# cooking temperatures



## artsmall (Nov 6, 2011)

I am confusced about the correct cooking temps for a pellet bbq ,which I bought to get a smoked taste to my meats.
I have a book that states true bbq requires a continuous low/slow cooking at 225f for all meats .However,my traeger recipes suggest higher 350 f temps for many recipes .
I cooked a pork roast at 225 for the entire time , the taste did not compare to my previous experiences using a grill at 350f and am thinking for the future I should start off at 225 and then switch to a higher temperature.
Thank you for any advice that can be provided


----------



## GLC (Nov 7, 2011)

See if this answer makes sense. And I haven't used a pellet grill, so you have to adapt the ideas to your situation.  

"Barbecue," what most folks mean by it, is an indirect heat method of low temperatures and smoke.  This is opposed to "grilling" which is a direct heat method at high temperature, as high as 500F. With barbecue, the surface of the meat absorbs smoke to a depth of something like a quarter-inch, a very visible smoke line when it's cut. Grilled meat has a crusty caramelized surface and development of flavor from the Maillard reaction, which requires at least 310F. That doesn't happen in barbecuing, because the temperature is under 300F. 

Now, starting with those two distinct traditional methods, what's ultimately true is that the right method it whatever works, meaning you get the results you want. You can already see why the flavor is different in your two examples, with one temperature above and one below the threshold for the reaction that's expected in grilling. When barbecuing, the smoke contributes the distinct (and different from grilling) flavor effect. I consider pork one of the meats where a combination of methods is useful, if you like the smoke flavor but miss the rich crust. 

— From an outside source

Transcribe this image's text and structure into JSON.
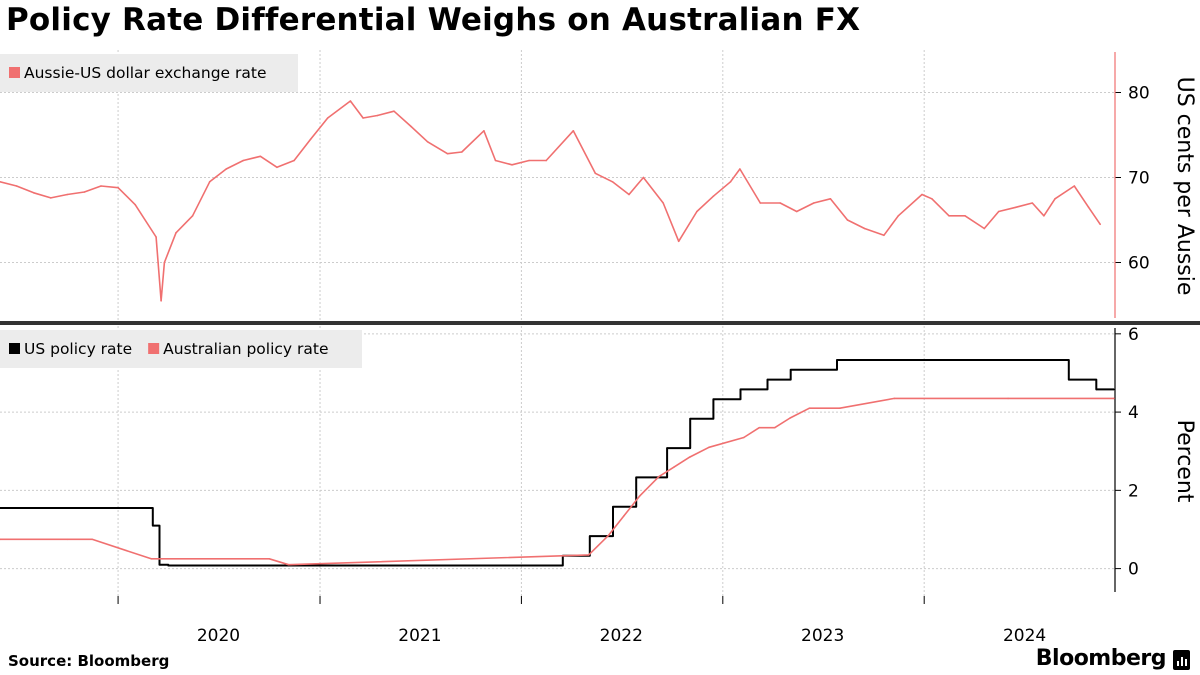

If I understand the design of most pellet grills, it might be difficult to begin with high direct heat and transition to indirect low heat. On a charcoal grill, I would begin with coals under the meat for browning and rake them aside for indirect barbecuing at low temperature. But you might have to brown the pork on the stove first, if you want that surface. I don't know if you can get that kind of rapid temperature response with a pellet grill. But you get the idea and maybe why you're missing the old flavor. 

Keep in mind that the early browning does NOT "seal in the juices." So, during the indirect cooking, you might consider using a drip pan under the meat and mopping the juices over it from time to time or mopping it with a broth made from trimmings or from a can.


----------



## artsmall (Nov 7, 2011)

*coking temperature*

Thank you very much for your reply.What I have concluded is that for low fat,tender meats, I should first smoke (at a low temp to maximize the smoke flavor)and then increase the temp to 350 to achieve the crispness.For a Traeger ,a high temp is possible.


----------